Internationally, Nigerian lawmakers are reportedly drafting legislation to legalize cannabis for medical and industrial use. For U.S.-based operators with an eye on emerging regulated markets, African jurisdictions have historically moved slowly from draft legislation to licensed commercial operations - but the direction of travel is consistent with a broader global shift toward regulated frameworks.
Public Companies Take Stock: Reverse Splits and Receivership
The equities picture in cannabis continues to be uneven, to put it plainly. Curaleaf Holdings has announced a one-for-three reverse stock split, stating the move is intended to facilitate uplisting to a U.S. stock exchange. Reverse splits are a standard corporate mechanism to increase per-share price when a stock has traded below exchange listing thresholds - but they don't change the underlying value of the business or its debt structure. For investors and business partners, the more relevant question is whether improved exchange listing access translates into better capital formation and lower cost of capital over time.

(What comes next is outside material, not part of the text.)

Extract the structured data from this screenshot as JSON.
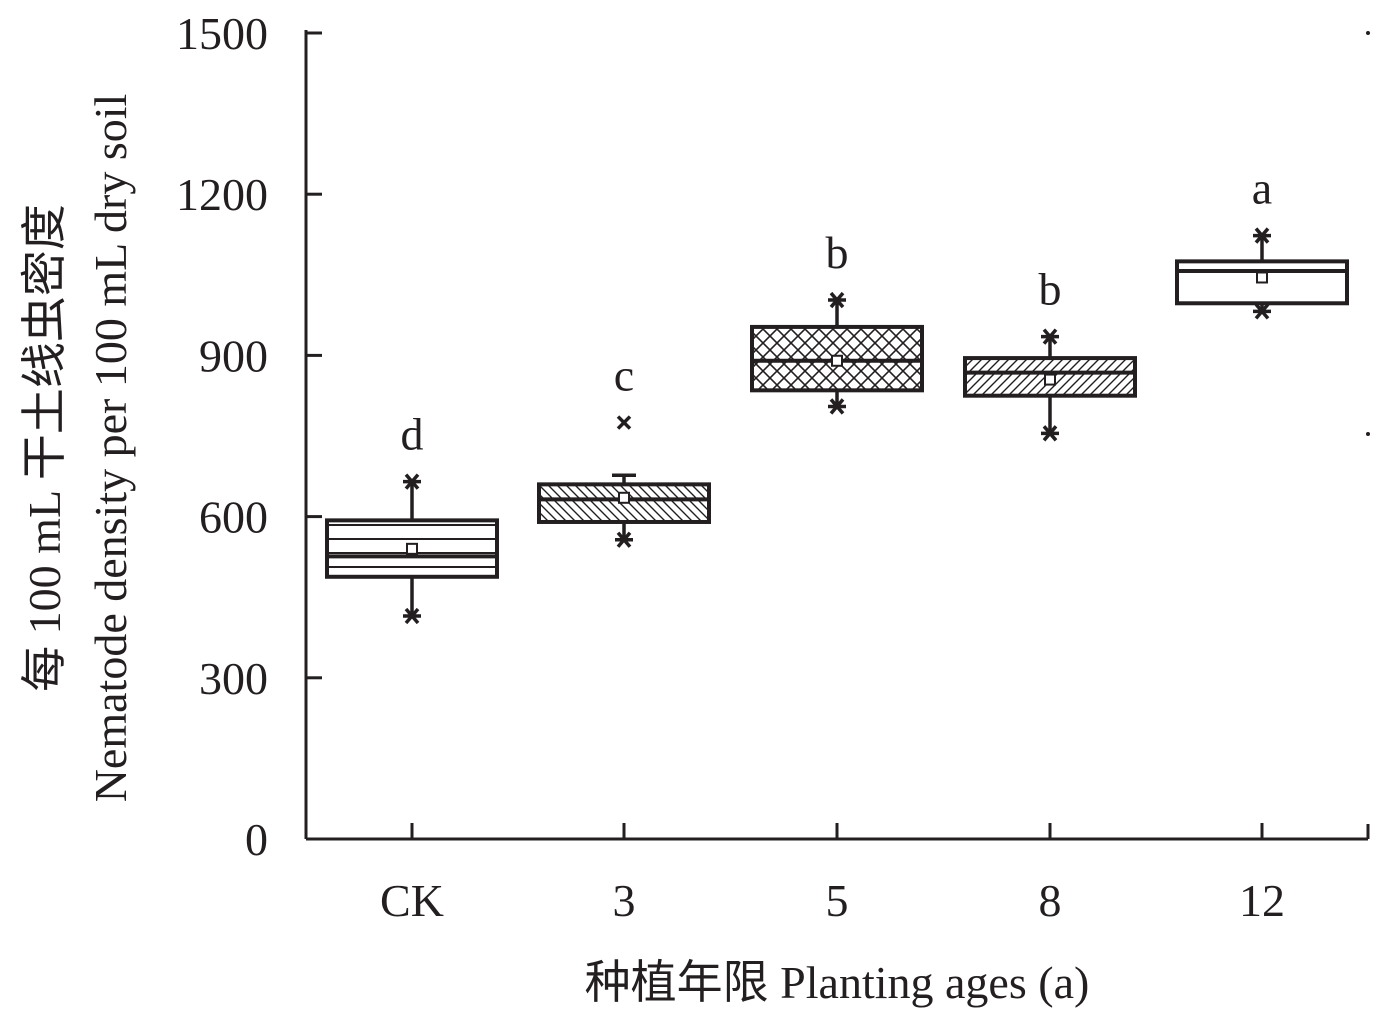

TerrAscend Corp. has entered receivership in Michigan over outstanding debts. That's a harder story. Receivership means a court-appointed party takes control of assets to manage creditor claims - it is not automatically a terminal outcome, but it signals that the company's Michigan operations have reached a point where normal commercial resolution wasn't available. For vendors, landlords, wholesale suppliers, and technology partners who work with multi-state operators, this is a reminder that contractual exposure in the cannabis sector still carries elevated counterparty risk, particularly in states where operators have accumulated debt through expansion cycles that predated the current capital-constrained environment.
The DEA hearing, the hemp recriminalization clock, shifting state tax structures, and the financial stress visible in public company filings are not unrelated events. They are different expressions of the same underlying condition: a cannabis industry that has grown enormously within state-regulated systems while remaining in a structurally unresolved position under federal law. Until that resolution arrives - if it does - operators will keep making business decisions under compounding uncertainty. The hearing next month won't end that uncertainty. But it will tell the industry something about how seriously the federal government is treating the question.